It appears no one is safe from Carl Icahn, not even Silicon Valley.

The infamous activist investor is at it again, and this time eBay is the object of his disaffection.  In what has become a very public battle over recent weeks, Icahn has described eBay’s Chief Executive, John Donahoe, as “incompetent or negligent” and director, Marc Andreessen, as “clueless about corporate governance”.

Looking beyond the cheap shots, his argument may have some teeth. The tension stems from eBay’s handling of its 2009 sale of Skype to a group of investors, which included Andreessen’s venture capital firm, for $1.9 billion. Just eighteen months later, that same group of investors sold Skype to Microsoft for $8.5 billion, which, by Icahn’s estimate, cost eBay’s stockholders $4 billion. In its defense, eBay urges investors to recall the tough economic climate in which the sale occurred and maintains it was the product of an active bidding process, from which Mr. Andreessen recused himself.

Why all the commotion over spilt milk? Icahn contends similar incestuous relationships taint eBay’s handling of subsidiary PayPal. “There’s no question that the people in Silicon Valley are going to band together. You know, they’re a band of brothers, and they’re going to band together and say, ‘Well, Icahn’s a bad guy for coming in here.'” Scott Cook, another eBay director, is the founder of Intuit, a direct competitor of PayPal. Leveraging a 2.2% stake in the company, Icahn is pushing for a spin off of PayPal. He cites it as a bad fit and maintains it is worth more as a standalone entity than combined with eBay, therefore a spin-off would create more value for stockholders. Icahn is calling for two seats on the eBay board and has nominated two Icahn Enterprises executives, Jonathan Christodoro and Daniel Ninivaggi, to champion his position.
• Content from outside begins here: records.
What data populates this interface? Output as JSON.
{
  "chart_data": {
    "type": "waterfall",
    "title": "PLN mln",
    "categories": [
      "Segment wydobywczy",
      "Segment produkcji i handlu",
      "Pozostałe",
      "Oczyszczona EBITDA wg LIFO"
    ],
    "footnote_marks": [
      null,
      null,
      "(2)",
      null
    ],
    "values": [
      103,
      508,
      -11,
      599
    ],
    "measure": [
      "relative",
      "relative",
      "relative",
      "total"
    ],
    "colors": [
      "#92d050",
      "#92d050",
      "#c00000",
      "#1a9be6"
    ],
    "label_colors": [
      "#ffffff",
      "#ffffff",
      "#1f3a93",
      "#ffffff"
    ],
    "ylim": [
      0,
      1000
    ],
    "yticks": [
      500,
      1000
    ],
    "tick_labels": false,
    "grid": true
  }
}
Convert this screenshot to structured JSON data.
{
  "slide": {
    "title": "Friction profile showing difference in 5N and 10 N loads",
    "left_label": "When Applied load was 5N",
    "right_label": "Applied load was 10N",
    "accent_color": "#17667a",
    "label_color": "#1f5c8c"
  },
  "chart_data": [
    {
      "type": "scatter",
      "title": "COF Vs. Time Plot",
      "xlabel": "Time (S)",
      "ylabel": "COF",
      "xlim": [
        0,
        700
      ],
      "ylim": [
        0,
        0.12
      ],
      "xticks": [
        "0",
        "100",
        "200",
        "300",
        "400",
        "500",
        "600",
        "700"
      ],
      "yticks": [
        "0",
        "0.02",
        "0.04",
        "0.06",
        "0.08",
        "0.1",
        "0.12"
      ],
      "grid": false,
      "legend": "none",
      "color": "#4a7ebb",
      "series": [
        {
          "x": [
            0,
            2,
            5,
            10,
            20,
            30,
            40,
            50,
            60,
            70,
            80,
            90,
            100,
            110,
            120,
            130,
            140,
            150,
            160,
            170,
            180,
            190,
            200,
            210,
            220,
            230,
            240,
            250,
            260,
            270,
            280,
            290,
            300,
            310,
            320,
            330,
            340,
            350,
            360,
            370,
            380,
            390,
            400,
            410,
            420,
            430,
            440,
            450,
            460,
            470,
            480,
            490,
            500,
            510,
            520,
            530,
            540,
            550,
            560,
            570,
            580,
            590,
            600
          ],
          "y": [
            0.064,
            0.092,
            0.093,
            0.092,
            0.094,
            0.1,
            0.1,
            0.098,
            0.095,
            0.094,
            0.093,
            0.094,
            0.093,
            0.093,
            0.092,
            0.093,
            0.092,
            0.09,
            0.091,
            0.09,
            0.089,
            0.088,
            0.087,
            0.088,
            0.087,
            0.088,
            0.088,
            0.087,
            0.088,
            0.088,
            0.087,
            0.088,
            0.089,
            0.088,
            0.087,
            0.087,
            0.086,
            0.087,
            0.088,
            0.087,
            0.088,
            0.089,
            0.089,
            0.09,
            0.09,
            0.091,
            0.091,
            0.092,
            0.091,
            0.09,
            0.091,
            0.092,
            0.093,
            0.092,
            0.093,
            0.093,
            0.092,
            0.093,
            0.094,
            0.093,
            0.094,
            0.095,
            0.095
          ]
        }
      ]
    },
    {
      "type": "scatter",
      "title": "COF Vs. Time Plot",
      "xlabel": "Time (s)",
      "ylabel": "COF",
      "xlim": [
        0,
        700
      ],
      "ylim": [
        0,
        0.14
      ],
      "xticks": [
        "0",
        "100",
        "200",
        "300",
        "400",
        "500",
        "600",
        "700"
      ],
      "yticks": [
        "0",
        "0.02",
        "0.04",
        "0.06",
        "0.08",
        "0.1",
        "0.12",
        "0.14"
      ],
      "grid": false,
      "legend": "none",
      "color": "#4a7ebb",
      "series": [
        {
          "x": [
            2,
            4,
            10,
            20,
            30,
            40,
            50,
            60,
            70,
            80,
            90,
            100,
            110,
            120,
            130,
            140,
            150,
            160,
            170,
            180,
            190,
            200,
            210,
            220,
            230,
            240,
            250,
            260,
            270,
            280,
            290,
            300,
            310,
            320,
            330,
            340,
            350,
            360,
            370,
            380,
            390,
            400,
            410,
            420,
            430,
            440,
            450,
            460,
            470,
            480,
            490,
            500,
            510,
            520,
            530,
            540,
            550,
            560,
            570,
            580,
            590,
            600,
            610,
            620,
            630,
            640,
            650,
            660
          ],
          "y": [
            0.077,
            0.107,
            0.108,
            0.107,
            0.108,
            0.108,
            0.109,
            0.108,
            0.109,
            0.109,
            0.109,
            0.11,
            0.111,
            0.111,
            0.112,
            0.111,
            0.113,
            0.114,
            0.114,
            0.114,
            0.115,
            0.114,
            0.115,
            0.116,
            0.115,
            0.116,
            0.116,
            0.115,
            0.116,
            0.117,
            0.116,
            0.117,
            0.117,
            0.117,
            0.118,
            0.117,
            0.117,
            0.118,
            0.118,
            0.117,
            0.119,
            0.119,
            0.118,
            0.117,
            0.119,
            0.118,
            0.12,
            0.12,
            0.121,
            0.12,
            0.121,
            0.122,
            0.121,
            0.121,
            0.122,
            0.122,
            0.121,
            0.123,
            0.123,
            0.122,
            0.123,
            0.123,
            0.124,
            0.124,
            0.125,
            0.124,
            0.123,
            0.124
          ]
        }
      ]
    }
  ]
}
Vocal support from ally Elon Musk, PayPal co-founder and Silicon Valley heavyweight, lends significant credence to Icahn’s position. “It doesn’t make sense that a global payment system is a subsidiary of an auction website,” Mr. Musk told Forbes magazine. “It’s as if Target owned Visa or something. […] It will either wither or be spun out [… ] Carl Icahn can see it, and he’s not exactly super tech-savvy.” David Sacks, former PayPal COO, agrees. They foresee PayPal, if left unrestrained by eBay’s control, evolving into a massive online bank. Of course, this business model would be subject to stringent regulation, which eBay wants no part of. Sacks and Musk estimate that PayPal could eventually be worth as much as $100 billion as a standalone entity; eBay has a $70 billion market capitalization, of which it is speculated PayPal accounts for $40 billion.

eBay admits it has considered spinning off PayPal in the past, but decided shareholders are best served by keeping the two companies together. Their argument is simple: a payment processing company requires transactions to be profitable and eBay’s commerce platform creates a massive supply of transactions. “EBay and PayPal would compete better, grow faster, and deliver greater value to stockholders together than they would apart,”. They deem the two nominated directors unqualified as neither have relevant experience or expertise and urge shareholders to vote against Icahn’s proposal at the (yet to be scheduled) annual meeting.

It should be interesting to watch this proxy battle to play out in the coming weeks and months. eBay may feel emboldened by Apple’s recent successful defense of an attack by Icahn. By the same token, Icahn had been riding a hot hand until late and is likely bent on removing the sour taste from his mouth. As always, the shareholders’ vote will dictate the outcome.